La consolidation est le moment où, à la suite de l’état transitoire que constitue la période de soins, la lésion se fixe et prend un caractère permanent sinon définitif tel qu’un traitement n’est plus en principe nécessaire si ce n’est pour éviter une aggravation, et qu’il est possible d’apprécier un certain degré d’incapacité permanente consécutive à l’accident sous réserve de rechutes et de révisions possibles.
La consolidation ne coïncide pas toujours avec la reprise d'une activité professionnelle. Dans certains cas, les séquelles peuvent être suffisamment importantes pour empêcher celle-ci, et dans d’autres cas le travail peut être repris avec poursuite de soins, pendant un temps plus ou moins long, en attendant que la séquelle prenne ce caractère permanent, qui justifie la consolidation, à condition que la valeur du préjudice en résultant soit définitive.
L’article L.141-2 précise que lorsque l’avis technique de l’expert ou du comité prévu pour certaines catégories de cas a été pris dans les conditions fixées par le décret en Conseil d'État auquel il est renvoyé à l’article L.141-1, il s'impose à l’intéressé comme à la caisse. Au vu de l'avis technique, le juge peut, sur demande d’une partie, ordonner une nouvelle expertise.
En l’espèce, Monsieur [F] est titulaire d'une pension d'invalidité depuis le 1er décembre 1993.
Il a observé un arrêt de travail du 31 mars au 27 octobre 2023.
Le Médecin-Conseil a considéré que son état de santé était stabilisé et que son arrêt de travail n'était donc plus médicalement justifié à compter du 30 septembre 2023, ce dont Monsieur [F] a été informé par courrier du 18 septembre 2023. Monsieur [F] était informé en outre de la fin du versement de ses indemnités journalières à compter du 30 septembre 2023.
Monsieur [F] indique que dans le rapport médical de prestation du 17 octobre 2023, il n'est fourni aucune explication permettant de justifier la décision du médecin-conseil. Il relève qu’il est seulement fait état du fait qu’il perçoit une pension d'invalidité de catégorie 2 depuis 1993 tout en continuant à travailler à temps plein et qu'il prend des anti-dépresseurs depuis le mois de mars 2023.

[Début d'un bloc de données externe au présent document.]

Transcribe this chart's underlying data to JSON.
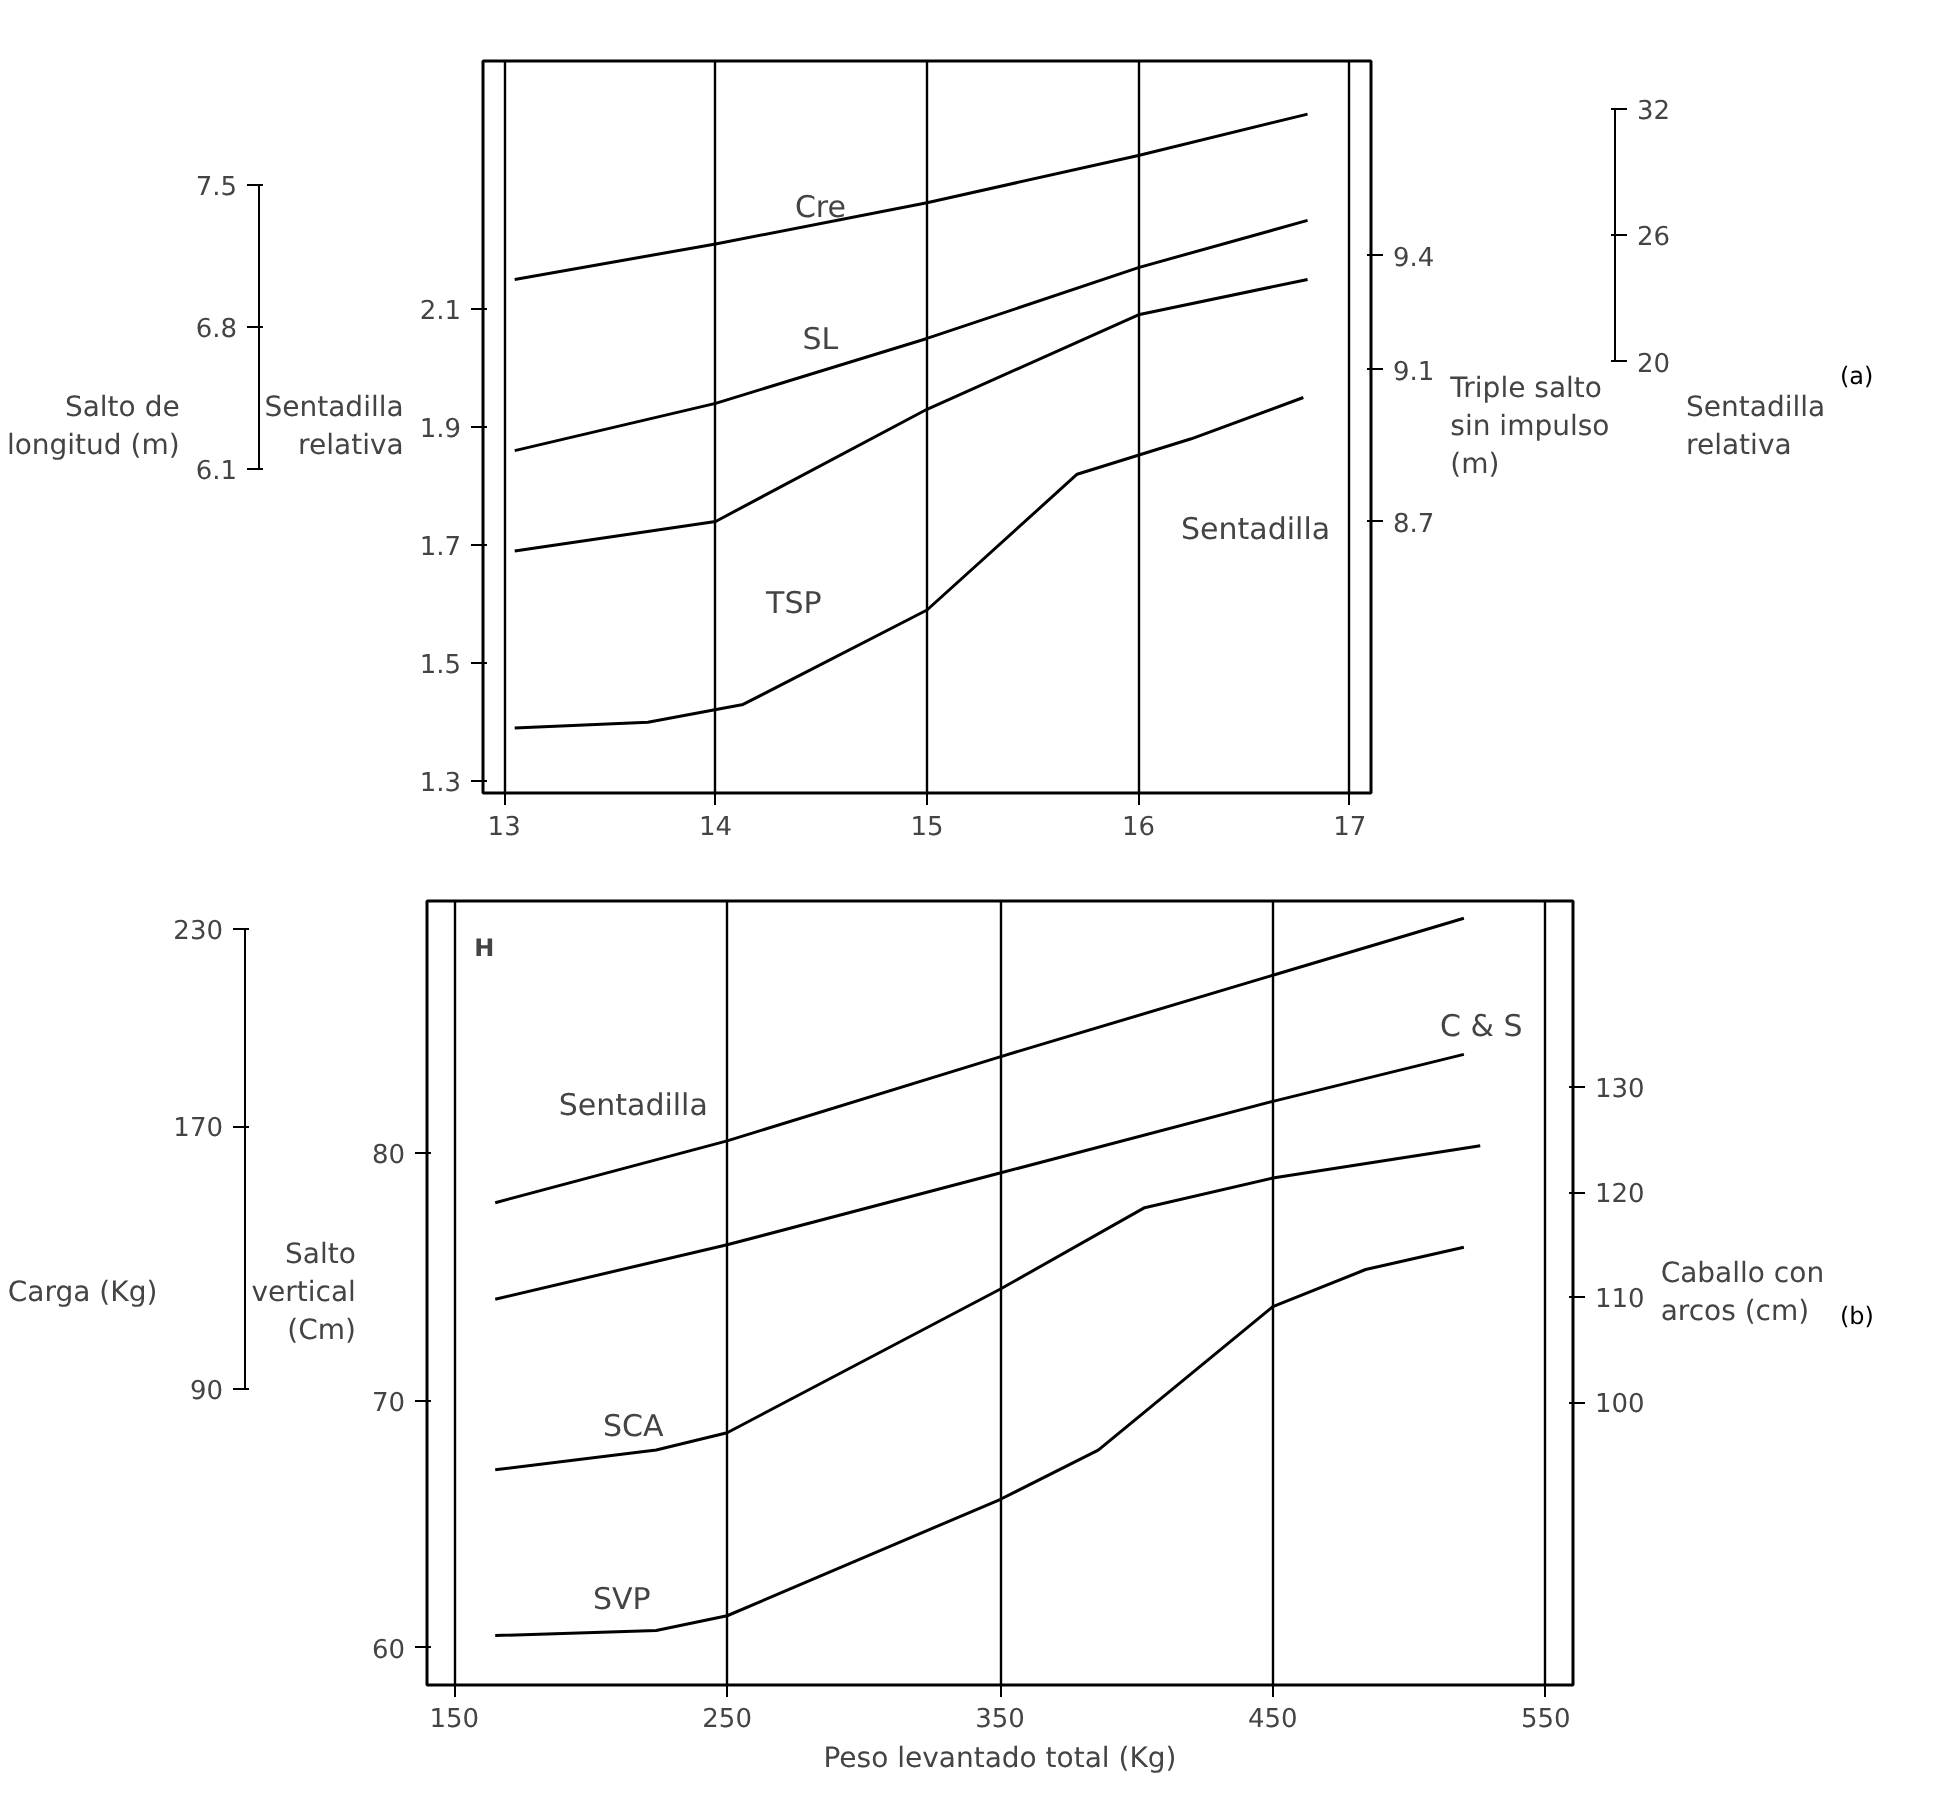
{
  "chart_data": [
    {
      "type": "line",
      "xlim": [
        12.9,
        17.1
      ],
      "xticks": [
        13,
        14,
        15,
        16,
        17
      ],
      "ylim": [
        1.28,
        2.52
      ],
      "yticks": [
        1.3,
        1.5,
        1.7,
        1.9,
        2.1
      ],
      "ylabel": "Sentadilla relativa",
      "y2lim": [
        7.985,
        9.913
      ],
      "y2ticks": [
        8.7,
        9.1,
        9.4
      ],
      "y2label": "Triple salto sin impulso (m)",
      "grid": "x",
      "series": [
        {
          "color": "#000000",
          "x": [
            13.05,
            14,
            15,
            16,
            16.8
          ],
          "values": [
            2.15,
            2.21,
            2.28,
            2.36,
            2.43
          ]
        },
        {
          "color": "#000000",
          "x": [
            13.05,
            14,
            15,
            16,
            16.8
          ],
          "values": [
            1.86,
            1.94,
            2.05,
            2.17,
            2.25
          ]
        },
        {
          "color": "#000000",
          "x": [
            13.05,
            14,
            15,
            16,
            16.8
          ],
          "values": [
            1.69,
            1.74,
            1.93,
            2.09,
            2.15
          ]
        },
        {
          "color": "#000000",
          "x": [
            13.05,
            13.68,
            14.13,
            15,
            15.71,
            16.25,
            16.78
          ],
          "values": [
            1.39,
            1.4,
            1.43,
            1.59,
            1.82,
            1.88,
            1.95
          ]
        }
      ],
      "annotations": [
        "Cre",
        "SL",
        "TSP",
        "Sentadilla",
        "Sentadilla relativa",
        "32",
        "26",
        "20",
        "Salto de longitud (m)",
        "7.5",
        "6.8",
        "6.1",
        "(a)"
      ]
    },
    {
      "type": "line",
      "xlim": [
        140,
        560
      ],
      "xticks": [
        150,
        250,
        350,
        450,
        550
      ],
      "ylim": [
        58.5,
        90.2
      ],
      "yticks": [
        60,
        70,
        80
      ],
      "ylabel": "Salto vertical (Cm)",
      "xlabel": "Peso levantado total (Kg)",
      "y2lim": [
        73.1,
        147.7
      ],
      "y2ticks": [
        100,
        110,
        120,
        130
      ],
      "y2label": "Caballo con arcos (cm)",
      "y3lim": [
        -0.15,
        238.6
      ],
      "y3ticks": [
        90,
        170,
        230
      ],
      "y3label": "Carga (Kg)",
      "grid": "x",
      "series": [
        {
          "color": "#000000",
          "x": [
            165,
            250,
            350,
            450,
            520
          ],
          "values": [
            78.0,
            80.5,
            83.9,
            87.2,
            89.5
          ]
        },
        {
          "color": "#000000",
          "x": [
            165,
            250,
            350,
            450,
            520
          ],
          "values": [
            74.1,
            76.3,
            79.2,
            82.1,
            84.0
          ]
        },
        {
          "color": "#000000",
          "x": [
            165,
            224,
            250,
            350,
            403,
            450,
            526
          ],
          "values": [
            67.2,
            68.0,
            68.7,
            74.5,
            77.8,
            79.0,
            80.3
          ]
        },
        {
          "color": "#000000",
          "x": [
            165,
            224,
            250,
            350,
            386,
            450,
            484,
            520
          ],
          "values": [
            60.5,
            60.7,
            61.3,
            66.0,
            68.0,
            73.8,
            75.3,
            76.2
          ]
        }
      ],
      "annotations": [
        "Sentadilla",
        "C & S",
        "SCA",
        "SVP",
        "H",
        "(b)"
      ]
    }
  ]
}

Monsieur [F] constate également que le rapport précise également qu’il « est impensable que M. [F] reprenne une activité salariale et devrait à juste titre enfin accepter l’invalidité catégorie 2 qu'il refuse encore catégoriquement ».
Monsieur [F] rappelle que son arrêt maladie n'a aucun rapport avec la pathologie pour laquelle une pension d’invalidité a été attribuée et il affirme que le médecin conseil n'en a absolument pas tenu compte, considérant qu'une pension d'invalidité devait être allouée en lieu et place des indemnités journalières.
Monsieur [F] soutient avoir envoyé des observations à la CMRA.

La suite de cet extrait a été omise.